Researchers find potential new use for cholesterol-lowering drugs

Thursday, July 25, 2002

Researchers at Brigham and Women’s Hospital (BWH) have found that statins, drugs widely prescribed to lower cholesterol, may play another key role — preventing the formation of new blood vessels. The finding may lead to new ways to treat diseases that depend on new blood-vessel growth such as cancer, diabetic retinopathy, rheumatoid arthritis and psoriasis. The study is published in the July 26, 2002 edition of Circulation Research.

"Our research found that cholesterol-lowering drugs interfere with the function of a molecule involved in forming blood vessels," said the study’s principal investigator, Jonas Galper, MD, PhD, a cardiovascular physician at BWH and associate professor of medicine at Harvard Medical School.

Specifically, statins work by blocking an enzyme that the liver needs to produce cholesterol. Reducing the low-density form of cholesterol (LDL) is important because it can cause buildup of sticky plaque in arterial walls, a condition called atherosclerosis. Eventually, the plaque may narrow the opening of the artery or may rupture and close off arteries entirely, causing a heart attack or stroke.

In previous studies, scientists have noticed increased growth of blood vessels in the artery’s lining and also inflammation under the plaque site. "It was well established that cholesterol-lowering drugs seemed to prevent the plaque from growing larger," said Dr. Galper. "This suggested that these drugs had a role outside the liver, acting directly on the plaque site, and that one mechanism for this effect might be to prevent new blood-vessel growth."

He theorized that since statins seemed to inhibit the complex biologic process in which cells signal, proliferate and migrate to form new blood vessels, that they might actually prevent new blood-vessel formation, or angiogenesis. To test this hypothesis, his research team devised studies in animals and a cell-culture.

In research on mice, in collaboration with a laboratory at University of California-Los Angeles, they looked at the cornea, the clear eye lens that normally is void of blood vessels. First, they induced blood vessels to grow in the cornea by implanting small plastic pellets containing a blood-vessel growth factor. The cornea became vascularized, red and inflamed. They then used pellets containing both the growth factor and a statin. This time, no blood vessels formed. The statin somehow had interfered with blood vessel formation.

The researchers also studied chick eggs, focusing on the chorioallantoic membrane, a thin tissue that lies just beneath the shell. When a blood-vessel growth factor was introduced to the membrane, small capillary vessels began to form. When a statin was administered with the growth factor, capillary growth was suppressed. Importantly, the dose level of the statin was directly related to the extent that growth was inhibited.

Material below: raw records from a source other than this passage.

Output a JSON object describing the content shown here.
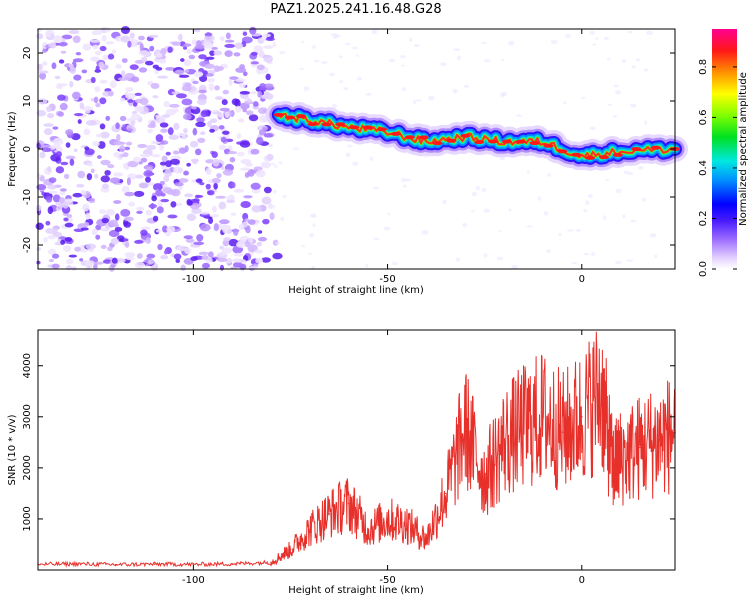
{
  "chart_data": [
    {
      "type": "heatmap",
      "title": "PAZ1.2025.241.16.48.G28",
      "xlabel": "Height of straight line (km)",
      "ylabel": "Frequency (Hz)",
      "xlim": [
        -140,
        24
      ],
      "ylim": [
        -25,
        25
      ],
      "xticks": [
        -100,
        -50,
        0
      ],
      "xtick_labels": [
        "-100",
        "-50",
        "0"
      ],
      "yticks": [
        -20,
        -10,
        0,
        10,
        20
      ],
      "ytick_labels": [
        "-20",
        "-10",
        "0",
        "10",
        "20"
      ],
      "noise_region": {
        "x_from": -140,
        "x_to": -80,
        "freq_from": -25,
        "freq_to": 25
      },
      "ridge": {
        "x": [
          -78,
          -70,
          -60,
          -50,
          -40,
          -30,
          -20,
          -10,
          0,
          10,
          24
        ],
        "freq": [
          7,
          6,
          4.5,
          3.5,
          1.5,
          2.5,
          1.5,
          1.5,
          -1.5,
          -0.5,
          0
        ]
      },
      "colorbar": {
        "label": "Normalized spectral amplitude",
        "range": [
          0.0,
          0.95
        ],
        "ticks": [
          0.0,
          0.2,
          0.4,
          0.6,
          0.8
        ],
        "tick_labels": [
          "0.0",
          "0.2",
          "0.4",
          "0.6",
          "0.8"
        ]
      }
    },
    {
      "type": "line",
      "xlabel": "Height of straight line (km)",
      "ylabel": "SNR (10 * v/v)",
      "xlim": [
        -140,
        24
      ],
      "ylim": [
        0,
        4700
      ],
      "xticks": [
        -100,
        -50,
        0
      ],
      "xtick_labels": [
        "-100",
        "-50",
        "0"
      ],
      "yticks": [
        1000,
        2000,
        3000,
        4000
      ],
      "ytick_labels": [
        "1000",
        "2000",
        "3000",
        "4000"
      ],
      "color": "#e8302b",
      "x": [
        -140,
        -130,
        -120,
        -110,
        -100,
        -90,
        -80,
        -75,
        -70,
        -65,
        -60,
        -55,
        -50,
        -45,
        -40,
        -35,
        -30,
        -25,
        -20,
        -15,
        -10,
        -5,
        0,
        5,
        8,
        10,
        15,
        20,
        24
      ],
      "y": [
        110,
        120,
        105,
        115,
        110,
        120,
        150,
        400,
        800,
        1100,
        1300,
        800,
        1000,
        900,
        600,
        1500,
        2800,
        1800,
        2500,
        2800,
        3000,
        2700,
        3000,
        3500,
        2000,
        2200,
        2400,
        2550,
        2700
      ]
    }
  ]
}
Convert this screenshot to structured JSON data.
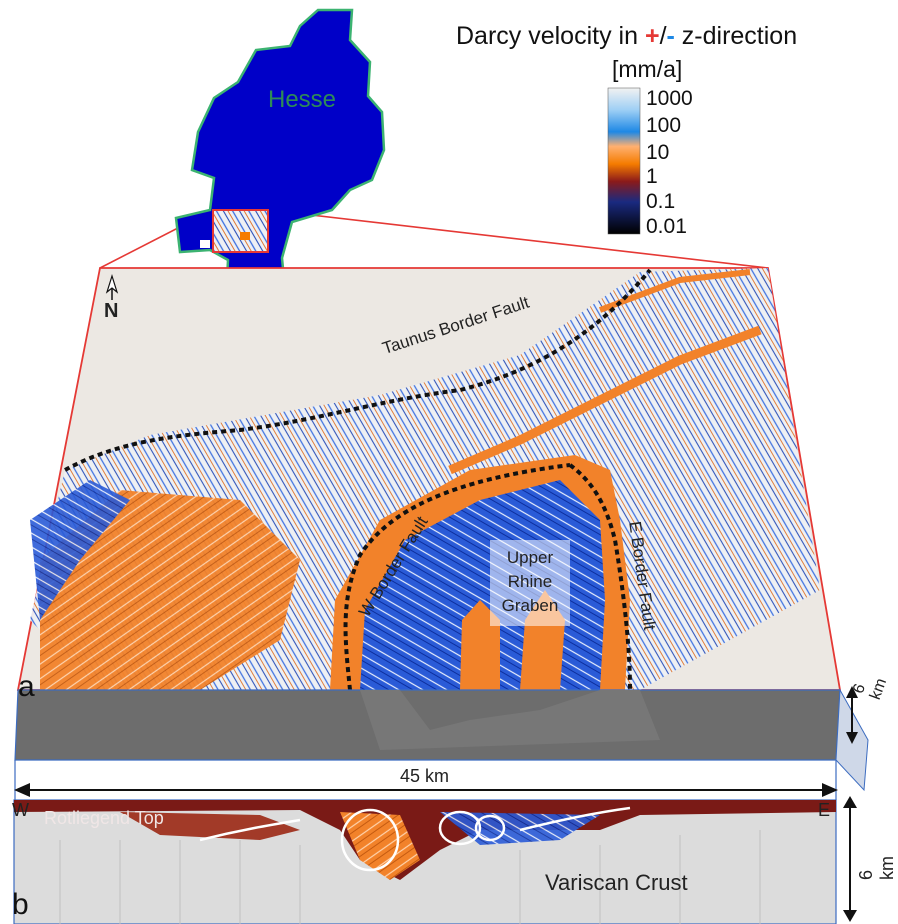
{
  "colorbar": {
    "title_prefix": "Darcy velocity in ",
    "plus": "+",
    "slash": "/",
    "minus": "-",
    "title_suffix": " z-direction",
    "unit": "[mm/a]",
    "ticks": [
      "1000",
      "100",
      "10",
      "1",
      "0.1",
      "0.01"
    ],
    "colors": [
      "#ffffff",
      "#1e88e5",
      "#f57c00",
      "#8b1a1a",
      "#0d1b4d",
      "#000000"
    ]
  },
  "map": {
    "region_label": "Hesse",
    "region_color": "#0000c8",
    "border_color": "#3cb371"
  },
  "panel_a": {
    "letter": "a",
    "north_label": "N",
    "faults": {
      "taunus": "Taunus Border Fault",
      "west": "W Border Fault",
      "east": "E Border Fault"
    },
    "graben": [
      "Upper",
      "Rhine",
      "Graben"
    ],
    "depth_label": "6 km"
  },
  "scale": {
    "west": "W",
    "east": "E",
    "distance": "45 km"
  },
  "panel_b": {
    "letter": "b",
    "top_label": "Rotliegend Top",
    "crust_label": "Variscan Crust",
    "depth_label": "6 km"
  }
}
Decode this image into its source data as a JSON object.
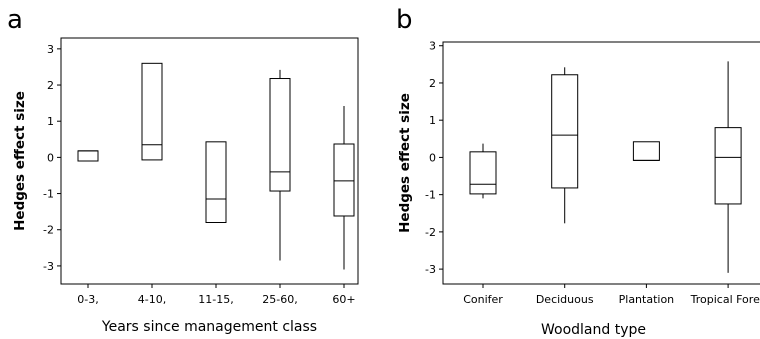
{
  "chart_data": [
    {
      "panel": "a",
      "type": "box",
      "xlabel": "Years since management class",
      "ylabel": "Hedges effect size",
      "ylim": [
        -3.5,
        3.3
      ],
      "yticks": [
        "3",
        "2",
        "1",
        "0",
        "-1",
        "-2",
        "-3"
      ],
      "categories": [
        "0-3,",
        "4-10,",
        "11-15,",
        "25-60,",
        "60+"
      ],
      "boxes": [
        {
          "q1": -0.1,
          "median": 0.18,
          "q3": 0.18,
          "whisker_low": -0.1,
          "whisker_high": 0.18
        },
        {
          "q1": -0.07,
          "median": 0.35,
          "q3": 2.6,
          "whisker_low": -0.07,
          "whisker_high": 2.6
        },
        {
          "q1": -1.8,
          "median": -1.15,
          "q3": 0.43,
          "whisker_low": -1.8,
          "whisker_high": 0.43
        },
        {
          "q1": -0.93,
          "median": -0.4,
          "q3": 2.18,
          "whisker_low": -2.85,
          "whisker_high": 2.42
        },
        {
          "q1": -1.62,
          "median": -0.65,
          "q3": 0.37,
          "whisker_low": -3.1,
          "whisker_high": 1.42
        }
      ],
      "grid": false
    },
    {
      "panel": "b",
      "type": "box",
      "xlabel": "Woodland type",
      "ylabel": "Hedges effect size",
      "ylim": [
        -3.4,
        3.1
      ],
      "yticks": [
        "3",
        "2",
        "1",
        "0",
        "-1",
        "-2",
        "-3"
      ],
      "categories": [
        "Conifer",
        "Deciduous",
        "Plantation",
        "Tropical Fores"
      ],
      "boxes": [
        {
          "q1": -0.98,
          "median": -0.72,
          "q3": 0.15,
          "whisker_low": -1.1,
          "whisker_high": 0.37
        },
        {
          "q1": -0.82,
          "median": 0.6,
          "q3": 2.22,
          "whisker_low": -1.77,
          "whisker_high": 2.42
        },
        {
          "q1": -0.08,
          "median": -0.08,
          "q3": 0.42,
          "whisker_low": -0.08,
          "whisker_high": 0.42
        },
        {
          "q1": -1.25,
          "median": 0.0,
          "q3": 0.8,
          "whisker_low": -3.1,
          "whisker_high": 2.58
        }
      ],
      "grid": false
    }
  ]
}
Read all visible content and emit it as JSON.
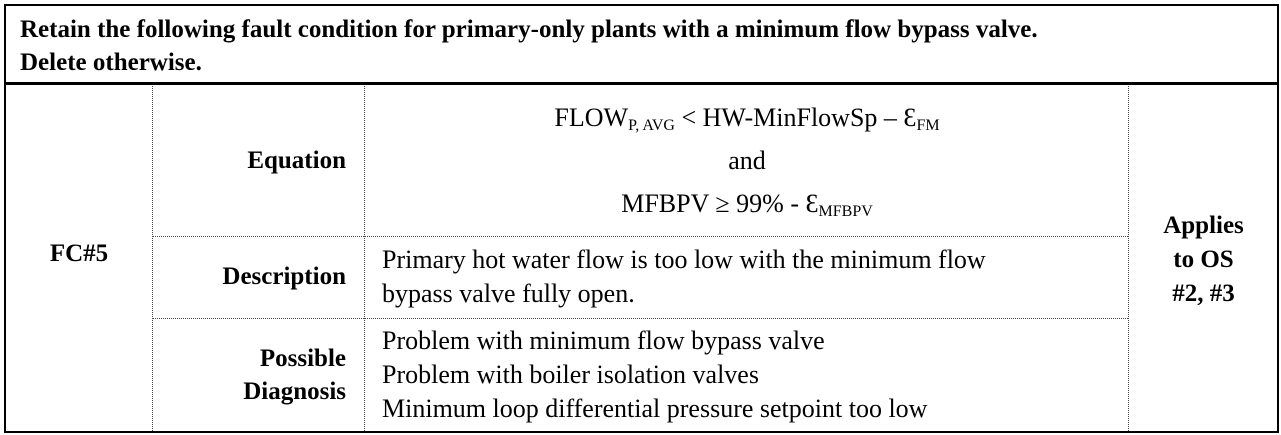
{
  "header": {
    "line1": "Retain the following fault condition for primary-only plants with a minimum flow bypass valve.",
    "line2": "Delete otherwise."
  },
  "fault": {
    "id": "FC#5",
    "applies": [
      "Applies",
      "to OS",
      "#2, #3"
    ]
  },
  "labels": {
    "equation": "Equation",
    "description": "Description",
    "diagnosis_line1": "Possible",
    "diagnosis_line2": "Diagnosis"
  },
  "equation": {
    "line1_main": "FLOW",
    "line1_sub": "P, AVG",
    "line1_rest": " < HW-MinFlowSp – Ɛ",
    "line1_sub2": "FM",
    "line2": "and",
    "line3_main": "MFBPV ≥ 99% - Ɛ",
    "line3_sub": "MFBPV"
  },
  "description": {
    "line1": "Primary hot water flow is too low with the minimum flow",
    "line2": "bypass valve fully open."
  },
  "diagnosis": [
    "Problem with minimum flow bypass valve",
    "Problem with boiler isolation valves",
    "Minimum loop differential pressure setpoint too low"
  ]
}
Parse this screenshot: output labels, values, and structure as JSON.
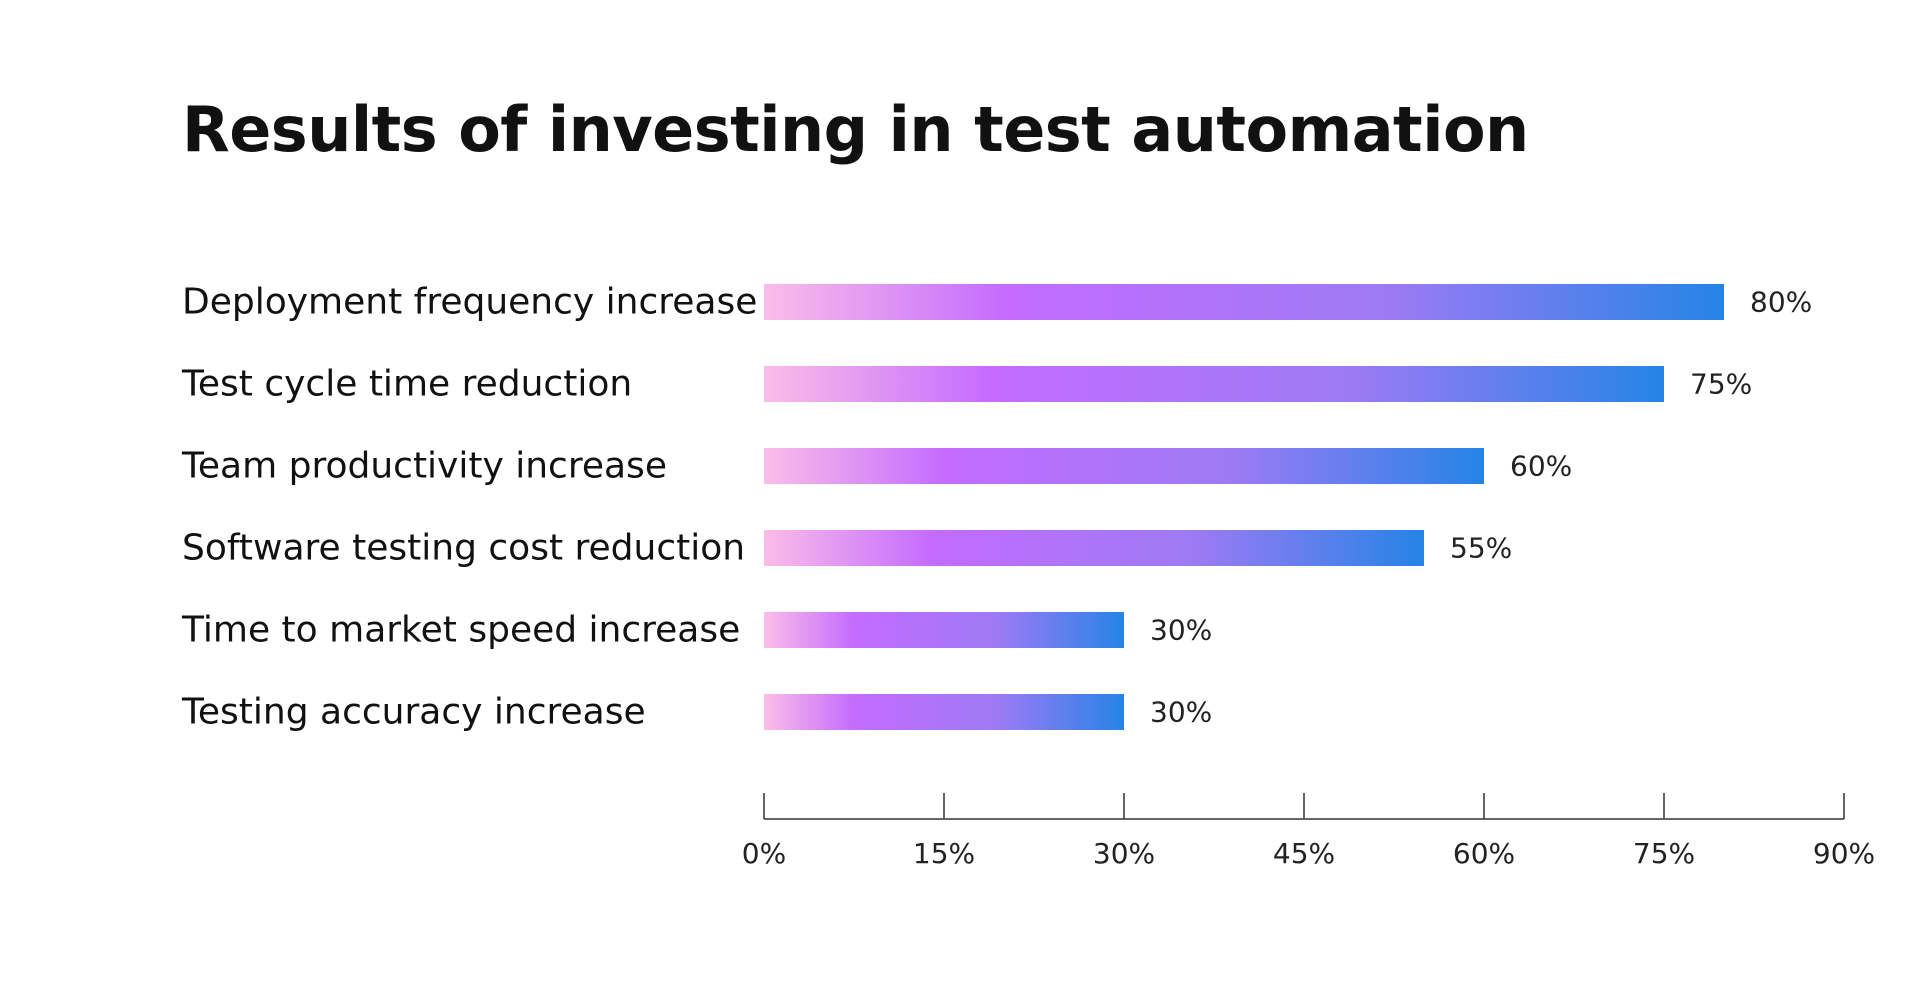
{
  "chart_data": {
    "type": "bar",
    "orientation": "horizontal",
    "title": "Results of investing in test automation",
    "categories": [
      "Deployment frequency increase",
      "Test cycle time reduction",
      "Team productivity increase",
      "Software testing cost reduction",
      "Time to market speed increase",
      "Testing accuracy increase"
    ],
    "values": [
      80,
      75,
      60,
      55,
      30,
      30
    ],
    "value_labels": [
      "80%",
      "75%",
      "60%",
      "55%",
      "30%",
      "30%"
    ],
    "xlim": [
      0,
      90
    ],
    "xticks": [
      0,
      15,
      30,
      45,
      60,
      75,
      90
    ],
    "xtick_labels": [
      "0%",
      "15%",
      "30%",
      "45%",
      "60%",
      "75%",
      "90%"
    ],
    "grid": false,
    "legend": "none",
    "bar_gradient": [
      "#fbbde8",
      "#c46cff",
      "#9d7af5",
      "#2584e6"
    ]
  }
}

To identify the biologic pathways involved, they created a novel cell-culture system in which human endothelial cells, which line the blood vessel, were grown on a three-dimensional collagen matrix. In the presence of growth factors, tiny vascular tubes formed. Statins inhibited this growth.

They then performed a complex series of molecular experiments that proved angiogeneis is regulated by a small protein called RhoA. They also showed statins interfere with the addition of a lipid molecule to RhoA, which is needed for RhoA to get to the place in the endothelial cell membrane where it does its work.

Overall, this research establishes an important new molecular link between lipid metabolism and angiogenesis. It also suggests that when RhoA is overstimulated by too much lipid binding, more blood-vessel growth will occur — which might cause plaque to enlarge and clog the cardiovascular system, cancer to become more invasive, or excessive vessels and inflammation to form in the retina, bone joints or skin. Further laboratory studies are now underway to determine if these disease processes might be prevented, slowed or reversed by subduing RhoA using appropriate doses of cholesterol-lowering drugs.

"Statins are relatively inexpensive, safe drugs with few side effects," concluded Dr. Galper. "We may have found an important new clinical use for these drugs."

Brigham and Women’s Hospital is a 719-bed nonprofit teaching affiliate of Harvard Medical School and a founding member of Partners HealthCare System, an integrated health care delivery network. Internationally recognized as a leading academic health care institution, Brigham and Women’s Hospital is committed to excellence in patient care, medical research, and the training and education of health care professionals. The hospital’s preeminence in all aspects of clinical care is coupled with its strength in medical research. A leading recipient of research grants from the National Institutes of Health, Brigham and Women’s Hospital conducts internationally acclaimed clinical, basic and epidemiological studies.